2. The vibration body for cutting of claim 1, wherein the length in the direction perpendicular to the prescribed bending vibration direction is longer than the length in the prescribed bending vibration direction by a factor of 1.1 to 10 times.

3. The vibration body for cutting of claim 1, wherein, in the supporting base region, at least one of the length in the direction perpendicular to the prescribed bending vibration direction and the length in the prescribed bending vibration direction decreases from the closest node position toward the fixing portion.

4. The vibration body for cutting of claim 1, wherein, in the supporting base region, a profile of any cross sectional plane perpendicular to the axial direction is oval.
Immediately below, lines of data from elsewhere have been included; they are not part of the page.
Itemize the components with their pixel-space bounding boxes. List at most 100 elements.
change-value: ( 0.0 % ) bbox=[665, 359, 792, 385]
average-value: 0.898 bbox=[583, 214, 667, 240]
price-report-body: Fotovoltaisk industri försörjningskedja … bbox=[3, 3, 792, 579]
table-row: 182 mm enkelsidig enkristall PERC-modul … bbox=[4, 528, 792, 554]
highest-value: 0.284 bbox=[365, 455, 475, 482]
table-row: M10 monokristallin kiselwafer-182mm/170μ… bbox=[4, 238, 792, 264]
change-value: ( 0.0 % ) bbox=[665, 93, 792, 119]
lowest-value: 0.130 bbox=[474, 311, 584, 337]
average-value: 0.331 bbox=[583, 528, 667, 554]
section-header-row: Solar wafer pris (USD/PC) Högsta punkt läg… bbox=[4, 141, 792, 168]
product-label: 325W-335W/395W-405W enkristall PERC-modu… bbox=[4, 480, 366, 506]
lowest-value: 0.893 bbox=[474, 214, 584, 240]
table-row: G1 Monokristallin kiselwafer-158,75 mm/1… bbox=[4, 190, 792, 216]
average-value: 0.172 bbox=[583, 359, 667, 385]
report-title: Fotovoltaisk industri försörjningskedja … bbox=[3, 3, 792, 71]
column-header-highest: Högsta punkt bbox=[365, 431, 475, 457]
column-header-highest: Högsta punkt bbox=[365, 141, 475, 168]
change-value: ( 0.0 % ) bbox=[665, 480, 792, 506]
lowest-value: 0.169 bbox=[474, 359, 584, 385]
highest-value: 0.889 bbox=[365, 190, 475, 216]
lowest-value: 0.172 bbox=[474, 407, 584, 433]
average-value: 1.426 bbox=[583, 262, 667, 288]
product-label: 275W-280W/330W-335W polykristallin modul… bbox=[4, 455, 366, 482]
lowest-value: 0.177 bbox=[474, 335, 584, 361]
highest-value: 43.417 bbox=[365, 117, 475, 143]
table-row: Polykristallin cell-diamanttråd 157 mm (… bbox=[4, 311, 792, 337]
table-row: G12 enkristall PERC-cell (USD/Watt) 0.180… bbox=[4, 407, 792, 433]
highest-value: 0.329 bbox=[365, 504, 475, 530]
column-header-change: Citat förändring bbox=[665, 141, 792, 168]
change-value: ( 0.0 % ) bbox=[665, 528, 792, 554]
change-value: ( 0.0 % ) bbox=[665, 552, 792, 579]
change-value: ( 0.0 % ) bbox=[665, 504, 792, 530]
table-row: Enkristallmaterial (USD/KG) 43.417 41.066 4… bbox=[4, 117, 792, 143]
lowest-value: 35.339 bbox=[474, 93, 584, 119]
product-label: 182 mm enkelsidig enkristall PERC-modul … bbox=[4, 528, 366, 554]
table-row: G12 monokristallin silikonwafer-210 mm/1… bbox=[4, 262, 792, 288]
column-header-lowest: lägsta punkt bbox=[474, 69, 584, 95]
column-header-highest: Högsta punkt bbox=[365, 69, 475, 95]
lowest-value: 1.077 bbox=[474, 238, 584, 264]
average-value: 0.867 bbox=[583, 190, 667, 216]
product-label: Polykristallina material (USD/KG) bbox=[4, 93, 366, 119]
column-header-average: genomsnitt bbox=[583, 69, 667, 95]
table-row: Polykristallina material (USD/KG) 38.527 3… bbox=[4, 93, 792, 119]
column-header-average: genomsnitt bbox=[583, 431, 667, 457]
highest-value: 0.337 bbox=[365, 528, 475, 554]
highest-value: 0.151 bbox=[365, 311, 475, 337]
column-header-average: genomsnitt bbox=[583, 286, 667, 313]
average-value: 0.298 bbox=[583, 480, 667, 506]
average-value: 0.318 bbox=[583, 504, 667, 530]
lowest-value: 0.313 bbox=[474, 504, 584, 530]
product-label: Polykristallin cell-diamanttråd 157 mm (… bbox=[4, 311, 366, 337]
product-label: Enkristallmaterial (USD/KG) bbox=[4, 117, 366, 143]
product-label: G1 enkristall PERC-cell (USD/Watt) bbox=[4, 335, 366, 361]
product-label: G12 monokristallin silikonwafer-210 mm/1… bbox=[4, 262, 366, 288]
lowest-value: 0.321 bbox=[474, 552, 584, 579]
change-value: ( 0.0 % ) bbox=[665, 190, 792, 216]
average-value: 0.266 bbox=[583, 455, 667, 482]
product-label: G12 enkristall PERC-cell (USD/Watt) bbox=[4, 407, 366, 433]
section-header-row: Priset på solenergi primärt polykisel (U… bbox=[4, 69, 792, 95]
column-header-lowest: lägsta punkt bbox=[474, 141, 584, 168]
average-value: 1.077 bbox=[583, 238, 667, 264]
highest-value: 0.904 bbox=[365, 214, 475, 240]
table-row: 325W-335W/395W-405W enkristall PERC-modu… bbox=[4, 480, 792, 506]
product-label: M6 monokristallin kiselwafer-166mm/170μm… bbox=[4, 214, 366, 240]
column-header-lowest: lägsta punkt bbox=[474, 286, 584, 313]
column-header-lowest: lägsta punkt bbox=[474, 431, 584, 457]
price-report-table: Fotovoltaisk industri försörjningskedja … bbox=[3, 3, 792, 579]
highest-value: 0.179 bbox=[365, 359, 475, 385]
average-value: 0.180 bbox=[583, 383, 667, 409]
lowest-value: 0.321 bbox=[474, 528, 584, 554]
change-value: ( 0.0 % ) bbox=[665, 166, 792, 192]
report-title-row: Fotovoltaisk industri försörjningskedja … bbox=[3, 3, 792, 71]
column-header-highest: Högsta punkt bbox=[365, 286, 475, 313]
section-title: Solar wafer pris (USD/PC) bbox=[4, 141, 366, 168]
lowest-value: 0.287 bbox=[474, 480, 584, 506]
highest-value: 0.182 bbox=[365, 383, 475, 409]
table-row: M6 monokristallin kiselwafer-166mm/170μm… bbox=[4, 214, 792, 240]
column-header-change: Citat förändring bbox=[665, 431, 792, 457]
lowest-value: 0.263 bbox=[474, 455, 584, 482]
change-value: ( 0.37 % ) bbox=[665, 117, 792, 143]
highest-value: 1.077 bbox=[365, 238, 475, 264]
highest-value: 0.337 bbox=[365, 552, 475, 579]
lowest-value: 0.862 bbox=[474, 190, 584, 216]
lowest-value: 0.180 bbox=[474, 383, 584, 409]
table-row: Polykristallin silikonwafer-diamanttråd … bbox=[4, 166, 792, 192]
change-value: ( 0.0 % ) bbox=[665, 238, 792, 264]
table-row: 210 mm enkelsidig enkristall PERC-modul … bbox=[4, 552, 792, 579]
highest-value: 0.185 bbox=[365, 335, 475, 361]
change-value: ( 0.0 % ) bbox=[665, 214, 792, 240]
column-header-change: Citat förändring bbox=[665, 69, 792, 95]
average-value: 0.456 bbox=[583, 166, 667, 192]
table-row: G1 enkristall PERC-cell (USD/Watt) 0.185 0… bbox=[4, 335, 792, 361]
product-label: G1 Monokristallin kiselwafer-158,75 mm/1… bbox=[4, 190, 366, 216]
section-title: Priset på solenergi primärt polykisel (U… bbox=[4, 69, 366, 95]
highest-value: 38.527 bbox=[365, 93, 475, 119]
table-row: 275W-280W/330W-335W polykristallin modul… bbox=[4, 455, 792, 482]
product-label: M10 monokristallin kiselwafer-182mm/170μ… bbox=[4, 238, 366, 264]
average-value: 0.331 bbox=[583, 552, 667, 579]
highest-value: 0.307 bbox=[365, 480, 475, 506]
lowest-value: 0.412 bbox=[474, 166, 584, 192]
5. The vibration body for cutting of claim 1, wherein, in the supporting base region, a profile of any cross sectional plane perpendicular to the axial direction has at least one straight-line portion.

6. A vibration body for cutting comprising: a fixing portion for fixing a cutting tool for vibration cutting; anda vibration body main part for transmitting a bending vibration and an axial vibration to the cutting tool fixed to the fixing portion,wherein a resonance frequency of a longitudinal bending vibration in a prescribed bending vibration direction of the vibration body main part differs from a resonance frequency of a lateral bending vibration perpendicular to the prescribed bending vibration direction.
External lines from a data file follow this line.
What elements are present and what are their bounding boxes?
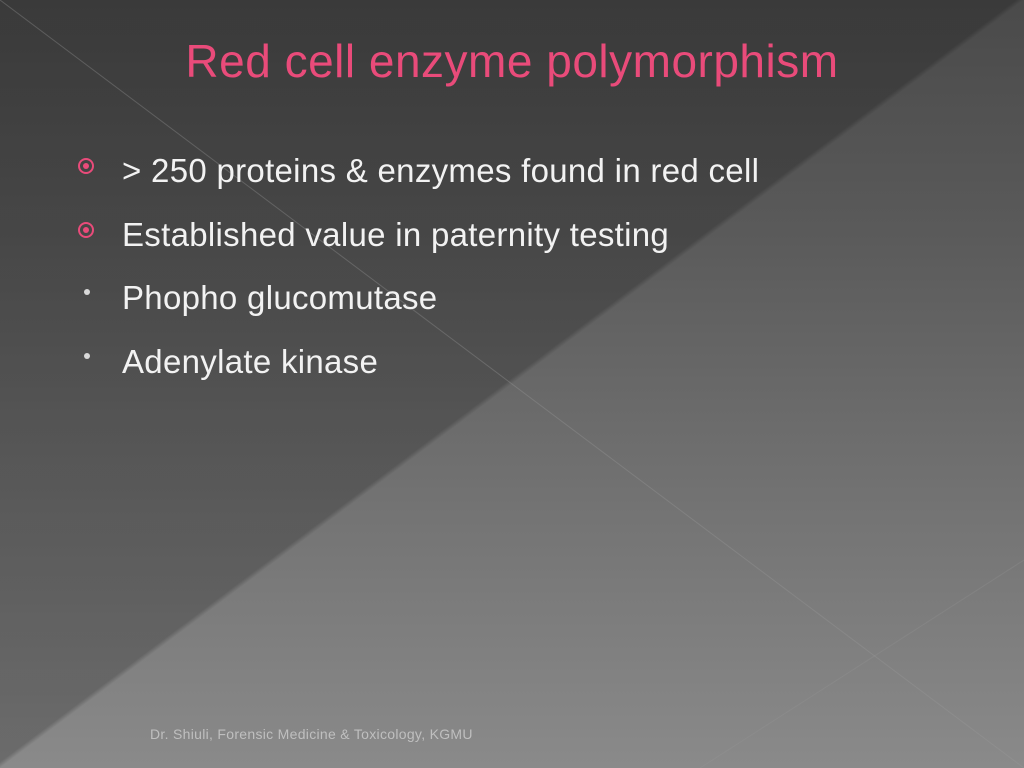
bullet-text: Phopho glucomutase [122,273,954,323]
bullet-text: > 250 proteins & enzymes found in red ce… [122,146,954,196]
bullet-marker-dot [78,337,122,359]
slide-title: Red cell enzyme polymorphism [70,34,954,88]
slide-footer: Dr. Shiuli, Forensic Medicine & Toxicolo… [150,726,473,742]
bullet-item: Phopho glucomutase [78,273,954,323]
slide-container: Red cell enzyme polymorphism > 250 prote… [0,0,1024,768]
bullet-marker-circle [78,210,122,238]
bullet-marker-circle [78,146,122,174]
bullet-item: Adenylate kinase [78,337,954,387]
bullet-list: > 250 proteins & enzymes found in red ce… [70,146,954,386]
bullet-marker-dot [78,273,122,295]
bullet-text: Adenylate kinase [122,337,954,387]
bullet-item: Established value in paternity testing [78,210,954,260]
bullet-text: Established value in paternity testing [122,210,954,260]
bullet-item: > 250 proteins & enzymes found in red ce… [78,146,954,196]
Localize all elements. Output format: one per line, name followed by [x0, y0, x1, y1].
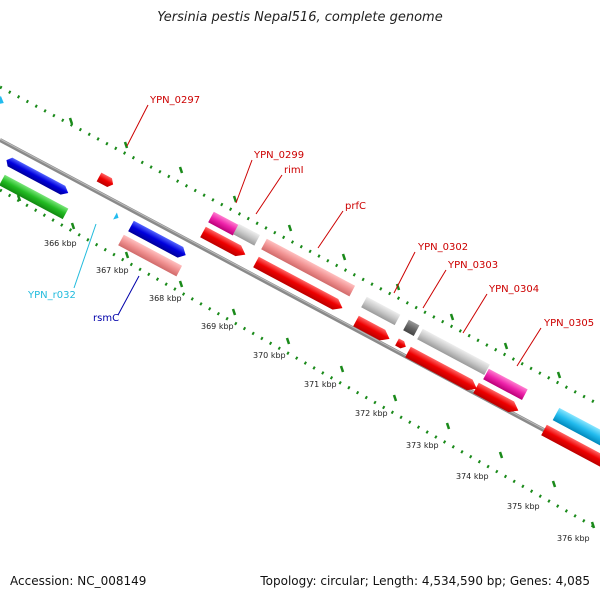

7. A vibration body for cutting comprising: a fixing portion for fixing a cutting tool for vibration cutting; anda vibration body main part for transmitting a bending vibration and an axial vibration to the cutting tool fixed to the fixing portion,wherein an antinode of a longitudinal bending vibration in a prescribed bending vibration direction of the vibration body main part is formed in the fixing portion or a vicinity of the fixing portion and an antinode of a lateral bending vibration perpendicular to the prescribed bending vibration direction is formed in a portion except in the fixing portion and the vicinity of the fixing portion.
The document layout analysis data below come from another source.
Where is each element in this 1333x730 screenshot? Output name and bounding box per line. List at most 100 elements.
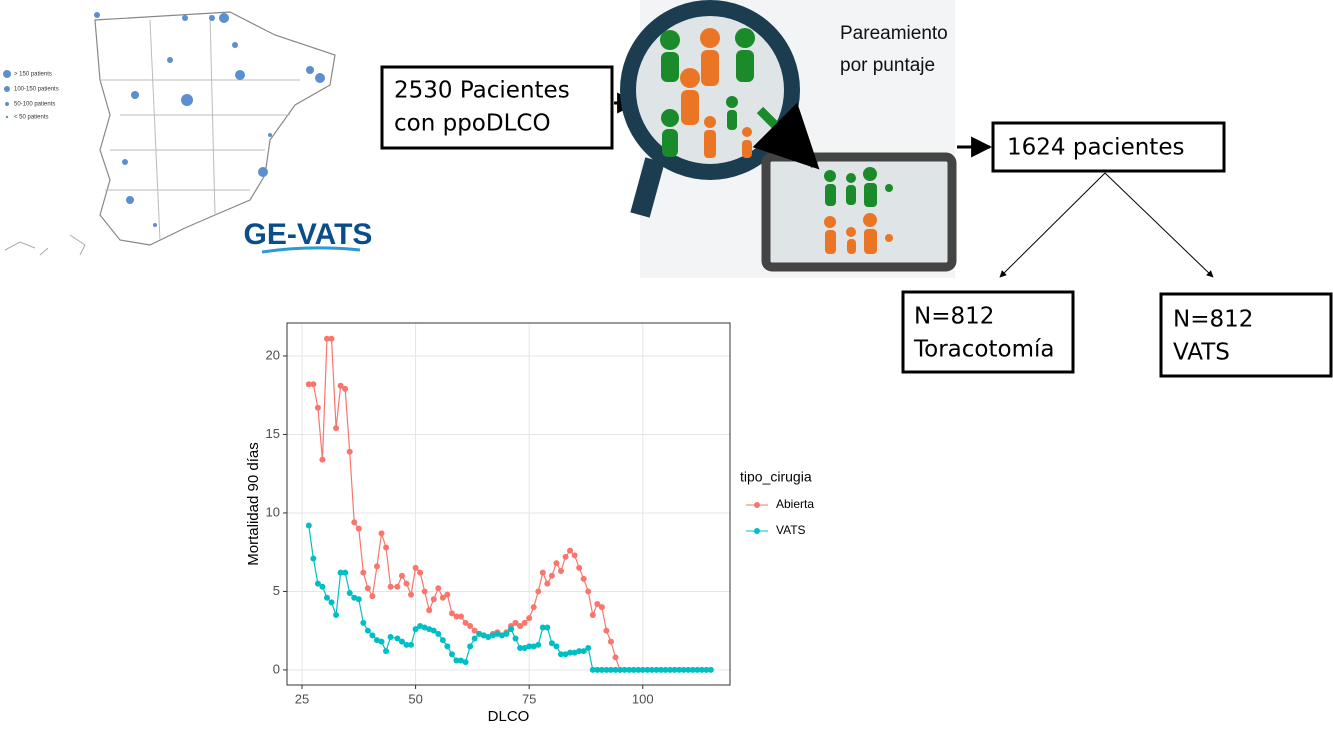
point [626, 666, 633, 673]
y-tick-label: 10 [266, 504, 280, 519]
point [355, 525, 362, 532]
box-text: N=812 [1173, 307, 1253, 333]
point [662, 666, 669, 673]
point [408, 641, 415, 648]
legend-title: tipo_cirugia [740, 469, 812, 485]
point [530, 604, 537, 611]
point [471, 627, 478, 634]
point [576, 648, 583, 655]
point [373, 637, 380, 644]
point [535, 588, 542, 595]
point [617, 666, 624, 673]
point [612, 654, 619, 661]
point [698, 666, 705, 673]
point [430, 627, 437, 634]
y-tick-label: 5 [273, 583, 280, 598]
point [553, 643, 560, 650]
legend-label: Abierta [776, 497, 814, 511]
chart: 0 5 10 15 20 25 50 75 100 DLCO Mortalidad 90 días t… [245, 322, 814, 725]
box-text: VATS [1173, 340, 1230, 366]
illustration [620, 0, 957, 278]
point [310, 381, 317, 388]
point [685, 666, 692, 673]
point [489, 632, 496, 639]
point [323, 594, 330, 601]
map-legend: 100-150 patients [14, 87, 59, 93]
point [585, 588, 592, 595]
point [408, 591, 415, 598]
point [435, 585, 442, 592]
point [305, 522, 312, 529]
point [351, 594, 358, 601]
point [526, 615, 533, 622]
box-text: con ppoDLCO [394, 111, 551, 137]
point [462, 659, 469, 666]
point [323, 335, 330, 342]
point [580, 575, 587, 582]
point [557, 568, 564, 575]
point [337, 382, 344, 389]
point [412, 564, 419, 571]
point [607, 638, 614, 645]
point [521, 619, 528, 626]
point [485, 633, 492, 640]
point [453, 657, 460, 664]
point [544, 580, 551, 587]
point [562, 553, 569, 560]
method-text: Pareamiento [840, 23, 948, 44]
point [430, 596, 437, 603]
point [653, 666, 660, 673]
point [394, 635, 401, 642]
point [448, 610, 455, 617]
point [444, 591, 451, 598]
point [467, 622, 474, 629]
map-legend: 50-100 patients [14, 102, 55, 108]
point [360, 619, 367, 626]
point [548, 572, 555, 579]
point [657, 666, 664, 673]
y-tick-label: 15 [266, 426, 280, 441]
logo: GE-VATS [244, 218, 373, 251]
y-axis-label: Mortalidad 90 días [245, 442, 262, 565]
point [439, 594, 446, 601]
x-tick-label: 75 [522, 691, 536, 706]
point [462, 619, 469, 626]
point [346, 448, 353, 455]
point [703, 666, 710, 673]
point [333, 611, 340, 618]
point [383, 544, 390, 551]
point [567, 547, 574, 554]
point [517, 644, 524, 651]
point [421, 624, 428, 631]
point [594, 600, 601, 607]
point [671, 666, 678, 673]
point [314, 580, 321, 587]
point [387, 583, 394, 590]
box [991, 121, 1226, 173]
point [535, 641, 542, 648]
point [580, 648, 587, 655]
point [328, 599, 335, 606]
point [621, 666, 628, 673]
point [346, 590, 353, 597]
point [383, 648, 390, 655]
point [598, 604, 605, 611]
legend-key [754, 528, 760, 534]
point [328, 335, 335, 342]
point [378, 638, 385, 645]
point [603, 666, 610, 673]
x-tick-label: 50 [408, 691, 422, 706]
map-legend: > 150 patients [14, 72, 52, 78]
box-text: 2530 Pacientes [394, 78, 570, 104]
map: > 150 patients 100-150 patients 50-100 p… [3, 11, 373, 256]
point [378, 530, 385, 537]
point [364, 585, 371, 592]
point [548, 640, 555, 647]
point [421, 588, 428, 595]
point [398, 572, 405, 579]
point [471, 635, 478, 642]
point [512, 635, 519, 642]
point [373, 563, 380, 570]
y-tick-label: 20 [266, 347, 280, 362]
point [494, 630, 501, 637]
8. The vibration body for cutting of claim 1 further comprising: a holding member integrally formed on a node portion corresponding to at least one of node positions of vibration relating to a bending vibration and an axial vibration when the vibration body main part vibrates.

9. The vibration body for cutting of claim 8, wherein, the holding member extends from the node portion in a direction perpendicular to the prescribed bending vibration direction of the vibration body main part.

10. The vibration body for cutting of claim 1 further comprising: a vibration source for vibrating the cutting tool through the vibration body main part by providing a vibration to the vibration body main part.

11. The vibration body for cutting of claim 10, wherein the vibration source includes an axial vibration source for providing an axial vibration to the vibration body main part and the axial vibration source is set so that an angle difference between a vibration direction of the axial vibration source and the axial direction of the vibration body main part is within 5 minutes.

12. The vibration body for cutting of claim 10, wherein the vibration source includes a bending vibration source for providing a bending vibration to the vibration body main part and the bending vibration source is set so that an angle difference between a vibration direction of the bending vibration source and the prescribed bending direction of the vibration body main part is within 5 minutes.

13. A processing device comprising: the vibration body for cutting of claim 1; anda driving device for moving the vibration body for cutting while operating the vibration body for cutting.

14. A molding die which is produced by using the vibration body for cutting of claim 1 and which has a transfer optical surface for forming an optical surface of an optical element.

15. An optical element produced by using the vibration body for cutting of claim 1.